Jake patted his back, stretching himself on top of the bed. “I think you’re overthinking it. You don’t gotta belong- you just have to be there, bro. That’s all.”
Finn wipes at another horrible tear. Jeez, when would it stop? He could imagine himself once again sticking out like a sore, blue thumb. Watching blankly as they try to ask him to speak or do some human custom he never learned. Flapping his lips about like an idiot. I was raised by dogs, Finn thought, abruptly, and then another tear fell. And then another. He thought about all the things his mom could have taught him and realized that he almost missed that more than the thought of her, then felt disgusting.

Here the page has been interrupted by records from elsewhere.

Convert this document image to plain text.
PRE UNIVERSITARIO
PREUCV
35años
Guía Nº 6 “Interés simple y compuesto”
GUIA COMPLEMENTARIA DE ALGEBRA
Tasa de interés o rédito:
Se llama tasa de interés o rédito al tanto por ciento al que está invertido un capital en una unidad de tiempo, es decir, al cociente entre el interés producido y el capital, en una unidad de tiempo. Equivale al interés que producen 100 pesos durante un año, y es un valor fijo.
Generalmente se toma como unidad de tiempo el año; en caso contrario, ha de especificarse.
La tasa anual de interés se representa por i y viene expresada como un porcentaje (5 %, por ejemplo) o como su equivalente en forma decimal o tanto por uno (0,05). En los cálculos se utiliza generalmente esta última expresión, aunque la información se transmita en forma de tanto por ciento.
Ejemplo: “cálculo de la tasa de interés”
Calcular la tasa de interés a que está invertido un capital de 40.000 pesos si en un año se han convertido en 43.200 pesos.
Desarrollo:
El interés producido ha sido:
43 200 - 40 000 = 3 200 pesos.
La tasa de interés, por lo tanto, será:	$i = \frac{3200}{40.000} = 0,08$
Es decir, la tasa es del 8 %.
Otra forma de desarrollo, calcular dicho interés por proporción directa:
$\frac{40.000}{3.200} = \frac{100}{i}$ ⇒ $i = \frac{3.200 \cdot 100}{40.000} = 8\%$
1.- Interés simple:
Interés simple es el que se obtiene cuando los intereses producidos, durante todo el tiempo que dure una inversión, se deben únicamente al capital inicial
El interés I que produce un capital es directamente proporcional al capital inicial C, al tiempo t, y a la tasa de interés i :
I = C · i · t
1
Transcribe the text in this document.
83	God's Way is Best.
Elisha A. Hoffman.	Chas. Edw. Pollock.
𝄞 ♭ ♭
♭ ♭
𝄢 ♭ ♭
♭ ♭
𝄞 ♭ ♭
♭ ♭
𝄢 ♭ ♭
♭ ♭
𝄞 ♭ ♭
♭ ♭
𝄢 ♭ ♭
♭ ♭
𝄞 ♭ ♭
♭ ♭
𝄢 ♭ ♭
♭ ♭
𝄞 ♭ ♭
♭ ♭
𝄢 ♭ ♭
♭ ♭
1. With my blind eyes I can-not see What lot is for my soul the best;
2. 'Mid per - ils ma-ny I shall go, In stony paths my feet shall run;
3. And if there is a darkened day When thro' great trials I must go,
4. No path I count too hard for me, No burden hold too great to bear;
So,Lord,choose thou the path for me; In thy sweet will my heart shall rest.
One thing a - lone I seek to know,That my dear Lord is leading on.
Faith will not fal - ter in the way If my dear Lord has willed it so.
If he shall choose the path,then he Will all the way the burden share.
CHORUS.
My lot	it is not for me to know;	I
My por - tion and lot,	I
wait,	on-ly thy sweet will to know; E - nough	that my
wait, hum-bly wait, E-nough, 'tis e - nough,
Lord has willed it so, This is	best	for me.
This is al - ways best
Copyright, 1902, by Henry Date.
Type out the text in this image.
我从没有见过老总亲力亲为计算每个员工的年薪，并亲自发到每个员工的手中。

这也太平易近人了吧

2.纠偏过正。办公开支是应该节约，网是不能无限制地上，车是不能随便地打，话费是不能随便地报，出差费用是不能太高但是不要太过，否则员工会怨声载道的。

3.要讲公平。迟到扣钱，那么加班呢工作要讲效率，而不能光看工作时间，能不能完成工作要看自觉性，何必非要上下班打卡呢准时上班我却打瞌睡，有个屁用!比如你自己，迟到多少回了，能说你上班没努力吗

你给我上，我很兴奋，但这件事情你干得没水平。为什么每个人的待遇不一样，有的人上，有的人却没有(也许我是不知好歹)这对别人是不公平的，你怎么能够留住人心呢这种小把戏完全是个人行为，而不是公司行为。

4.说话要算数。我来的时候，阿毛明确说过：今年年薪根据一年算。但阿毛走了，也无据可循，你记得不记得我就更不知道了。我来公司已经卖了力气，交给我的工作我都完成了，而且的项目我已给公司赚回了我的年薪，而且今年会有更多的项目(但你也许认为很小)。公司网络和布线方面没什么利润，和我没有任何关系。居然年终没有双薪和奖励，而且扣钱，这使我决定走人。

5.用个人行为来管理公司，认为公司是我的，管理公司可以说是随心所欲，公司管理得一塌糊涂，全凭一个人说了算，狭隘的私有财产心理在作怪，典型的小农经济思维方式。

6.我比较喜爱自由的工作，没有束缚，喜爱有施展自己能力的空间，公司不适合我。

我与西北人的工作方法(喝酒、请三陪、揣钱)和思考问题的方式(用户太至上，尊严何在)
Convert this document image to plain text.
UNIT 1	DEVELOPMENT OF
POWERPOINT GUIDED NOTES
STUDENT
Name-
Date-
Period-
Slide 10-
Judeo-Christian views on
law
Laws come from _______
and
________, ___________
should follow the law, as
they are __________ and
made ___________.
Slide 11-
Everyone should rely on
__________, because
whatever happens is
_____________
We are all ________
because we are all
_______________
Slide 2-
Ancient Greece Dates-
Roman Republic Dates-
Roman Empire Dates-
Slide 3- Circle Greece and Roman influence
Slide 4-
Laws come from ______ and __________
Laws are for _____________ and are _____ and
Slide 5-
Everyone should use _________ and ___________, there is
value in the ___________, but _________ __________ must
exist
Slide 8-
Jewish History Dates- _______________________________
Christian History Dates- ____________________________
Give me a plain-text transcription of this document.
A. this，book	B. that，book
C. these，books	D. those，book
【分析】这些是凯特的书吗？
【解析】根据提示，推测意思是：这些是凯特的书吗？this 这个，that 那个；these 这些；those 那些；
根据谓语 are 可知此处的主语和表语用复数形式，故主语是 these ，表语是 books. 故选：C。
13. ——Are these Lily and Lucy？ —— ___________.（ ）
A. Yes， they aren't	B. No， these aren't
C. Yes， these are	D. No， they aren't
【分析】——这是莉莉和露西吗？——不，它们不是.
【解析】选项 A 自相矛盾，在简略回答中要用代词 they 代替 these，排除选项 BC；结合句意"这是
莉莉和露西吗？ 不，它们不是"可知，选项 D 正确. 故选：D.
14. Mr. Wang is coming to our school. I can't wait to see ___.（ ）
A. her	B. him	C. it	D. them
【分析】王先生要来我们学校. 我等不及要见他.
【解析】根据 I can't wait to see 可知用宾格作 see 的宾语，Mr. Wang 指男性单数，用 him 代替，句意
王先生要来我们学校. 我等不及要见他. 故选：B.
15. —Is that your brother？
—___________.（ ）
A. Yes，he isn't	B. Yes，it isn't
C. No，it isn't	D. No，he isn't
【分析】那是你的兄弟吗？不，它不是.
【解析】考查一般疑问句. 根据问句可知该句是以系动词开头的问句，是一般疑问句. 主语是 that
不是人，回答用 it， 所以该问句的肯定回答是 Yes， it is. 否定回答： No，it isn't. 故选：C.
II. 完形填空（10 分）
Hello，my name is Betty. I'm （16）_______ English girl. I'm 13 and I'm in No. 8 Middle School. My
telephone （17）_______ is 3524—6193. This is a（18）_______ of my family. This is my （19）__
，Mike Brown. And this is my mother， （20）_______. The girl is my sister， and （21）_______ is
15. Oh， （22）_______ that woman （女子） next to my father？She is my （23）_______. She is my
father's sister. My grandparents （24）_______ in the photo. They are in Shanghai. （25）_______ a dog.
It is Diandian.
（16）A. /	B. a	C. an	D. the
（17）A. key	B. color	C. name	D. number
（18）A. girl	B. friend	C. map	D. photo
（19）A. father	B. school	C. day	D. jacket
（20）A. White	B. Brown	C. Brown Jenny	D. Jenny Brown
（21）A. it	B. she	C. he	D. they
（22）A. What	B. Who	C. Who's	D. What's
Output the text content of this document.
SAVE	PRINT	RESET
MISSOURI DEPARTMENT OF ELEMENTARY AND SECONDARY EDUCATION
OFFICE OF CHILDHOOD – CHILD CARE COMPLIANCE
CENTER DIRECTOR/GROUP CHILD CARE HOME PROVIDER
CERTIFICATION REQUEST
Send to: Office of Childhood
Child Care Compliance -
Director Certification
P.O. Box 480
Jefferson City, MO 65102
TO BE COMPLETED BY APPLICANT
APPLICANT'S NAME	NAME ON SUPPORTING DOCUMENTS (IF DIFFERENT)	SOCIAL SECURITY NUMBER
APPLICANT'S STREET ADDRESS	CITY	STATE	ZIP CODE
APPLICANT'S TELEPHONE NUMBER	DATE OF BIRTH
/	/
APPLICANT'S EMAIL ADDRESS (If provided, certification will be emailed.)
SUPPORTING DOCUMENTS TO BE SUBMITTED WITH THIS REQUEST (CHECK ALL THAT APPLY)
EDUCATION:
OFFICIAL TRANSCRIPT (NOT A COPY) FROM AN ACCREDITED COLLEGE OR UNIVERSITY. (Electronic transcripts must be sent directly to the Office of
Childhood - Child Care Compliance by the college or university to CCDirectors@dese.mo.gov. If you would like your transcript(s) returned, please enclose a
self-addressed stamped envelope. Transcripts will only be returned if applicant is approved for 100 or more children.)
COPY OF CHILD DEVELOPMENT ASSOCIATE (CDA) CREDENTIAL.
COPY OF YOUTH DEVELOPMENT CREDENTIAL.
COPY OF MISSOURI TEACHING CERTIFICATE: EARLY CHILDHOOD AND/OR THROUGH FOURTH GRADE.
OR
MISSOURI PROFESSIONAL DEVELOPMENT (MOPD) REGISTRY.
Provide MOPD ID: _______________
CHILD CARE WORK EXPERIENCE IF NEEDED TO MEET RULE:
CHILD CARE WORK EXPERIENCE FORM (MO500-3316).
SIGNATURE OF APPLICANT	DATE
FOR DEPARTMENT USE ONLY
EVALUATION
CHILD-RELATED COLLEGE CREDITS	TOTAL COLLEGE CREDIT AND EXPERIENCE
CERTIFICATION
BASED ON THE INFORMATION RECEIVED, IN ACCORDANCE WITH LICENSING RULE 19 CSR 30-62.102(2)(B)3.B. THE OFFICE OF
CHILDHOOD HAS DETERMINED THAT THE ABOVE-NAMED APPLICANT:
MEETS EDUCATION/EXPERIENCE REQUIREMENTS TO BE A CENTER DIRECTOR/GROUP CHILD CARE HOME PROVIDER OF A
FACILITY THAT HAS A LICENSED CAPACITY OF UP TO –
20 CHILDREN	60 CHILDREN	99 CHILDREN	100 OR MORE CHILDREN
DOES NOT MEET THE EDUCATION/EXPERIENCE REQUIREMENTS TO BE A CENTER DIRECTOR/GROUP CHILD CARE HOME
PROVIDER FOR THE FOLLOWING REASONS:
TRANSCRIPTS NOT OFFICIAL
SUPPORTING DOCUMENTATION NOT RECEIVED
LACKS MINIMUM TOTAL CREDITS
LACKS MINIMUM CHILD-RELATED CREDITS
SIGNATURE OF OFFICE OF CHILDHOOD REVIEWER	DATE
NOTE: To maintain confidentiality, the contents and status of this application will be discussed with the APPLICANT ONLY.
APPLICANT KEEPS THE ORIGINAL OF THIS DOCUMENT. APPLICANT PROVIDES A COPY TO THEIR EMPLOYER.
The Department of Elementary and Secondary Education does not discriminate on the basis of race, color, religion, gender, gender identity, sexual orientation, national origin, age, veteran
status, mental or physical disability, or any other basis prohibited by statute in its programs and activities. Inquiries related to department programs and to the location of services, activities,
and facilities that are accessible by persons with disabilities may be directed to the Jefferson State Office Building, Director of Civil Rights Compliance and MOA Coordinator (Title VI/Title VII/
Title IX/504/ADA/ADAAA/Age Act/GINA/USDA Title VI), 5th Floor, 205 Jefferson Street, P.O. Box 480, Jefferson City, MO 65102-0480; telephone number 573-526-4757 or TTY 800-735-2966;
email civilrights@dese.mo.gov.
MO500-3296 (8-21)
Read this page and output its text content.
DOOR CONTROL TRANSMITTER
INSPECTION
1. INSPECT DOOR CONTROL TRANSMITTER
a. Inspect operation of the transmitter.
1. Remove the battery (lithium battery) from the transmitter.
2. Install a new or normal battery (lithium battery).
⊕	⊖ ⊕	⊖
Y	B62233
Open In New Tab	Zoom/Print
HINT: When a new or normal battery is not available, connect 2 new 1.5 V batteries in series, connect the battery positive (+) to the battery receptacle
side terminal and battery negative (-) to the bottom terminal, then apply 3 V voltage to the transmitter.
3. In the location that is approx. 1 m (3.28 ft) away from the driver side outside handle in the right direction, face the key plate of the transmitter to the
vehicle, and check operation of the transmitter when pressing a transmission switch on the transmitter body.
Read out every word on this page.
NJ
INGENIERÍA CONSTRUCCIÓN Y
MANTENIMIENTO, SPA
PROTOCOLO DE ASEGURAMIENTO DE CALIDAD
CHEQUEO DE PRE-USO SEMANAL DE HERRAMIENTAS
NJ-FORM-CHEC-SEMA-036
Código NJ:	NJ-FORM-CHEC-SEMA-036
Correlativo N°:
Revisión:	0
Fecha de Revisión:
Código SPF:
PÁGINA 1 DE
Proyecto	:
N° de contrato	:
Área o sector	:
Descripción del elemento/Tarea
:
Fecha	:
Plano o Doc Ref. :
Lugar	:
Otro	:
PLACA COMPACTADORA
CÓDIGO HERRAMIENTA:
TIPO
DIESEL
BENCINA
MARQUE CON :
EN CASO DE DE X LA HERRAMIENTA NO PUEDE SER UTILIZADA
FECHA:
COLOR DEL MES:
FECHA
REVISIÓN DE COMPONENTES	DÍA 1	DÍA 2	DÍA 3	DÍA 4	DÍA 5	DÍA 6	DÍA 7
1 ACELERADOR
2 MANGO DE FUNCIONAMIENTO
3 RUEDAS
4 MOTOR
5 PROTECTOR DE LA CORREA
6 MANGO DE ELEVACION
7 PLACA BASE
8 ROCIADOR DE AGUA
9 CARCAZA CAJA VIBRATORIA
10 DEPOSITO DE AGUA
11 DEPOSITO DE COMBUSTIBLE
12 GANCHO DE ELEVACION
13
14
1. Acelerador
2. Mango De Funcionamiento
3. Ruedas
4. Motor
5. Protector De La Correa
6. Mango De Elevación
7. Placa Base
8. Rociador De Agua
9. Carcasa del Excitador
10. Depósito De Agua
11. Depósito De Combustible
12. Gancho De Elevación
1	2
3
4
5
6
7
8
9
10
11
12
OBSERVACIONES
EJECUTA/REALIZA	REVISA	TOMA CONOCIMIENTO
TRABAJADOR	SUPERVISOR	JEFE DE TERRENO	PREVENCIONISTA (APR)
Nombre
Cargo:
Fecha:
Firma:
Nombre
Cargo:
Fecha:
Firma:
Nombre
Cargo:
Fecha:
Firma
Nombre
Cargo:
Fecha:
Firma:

He never really got to know her, in the end, not more than a day’s worth of conversation and a virtual hug. He never really knew her at all. But she had created a hole’s worth of regret, guilt, and sorrow, nonetheless.
“It’s not fair,” Finn whispered.
“I know,” Jake replied.
“Should I… should I really go?” Finn thought out loud, looking down at his hands, one of them made by a living piece of gum. His life was so different, his knowledge so foreign, like he wasn’t a real human but some other third thing in human skin. He never thought this before now, before he found the other humans… It really wasn’t fair. Ignorance was a great and terrible thing.
Jake stretched over his shoulders, covering him like a weighted blanket. It helped, a little, to feel his brother’s fur on his skin. “That’s up for you to decide, buddy. But if it was me… I think I’d do it.” Then his brother slunk away, probably to the kitchen to make him meatloaf. And so Finn was left alone in the bedroom to cry and think, if only for a little while.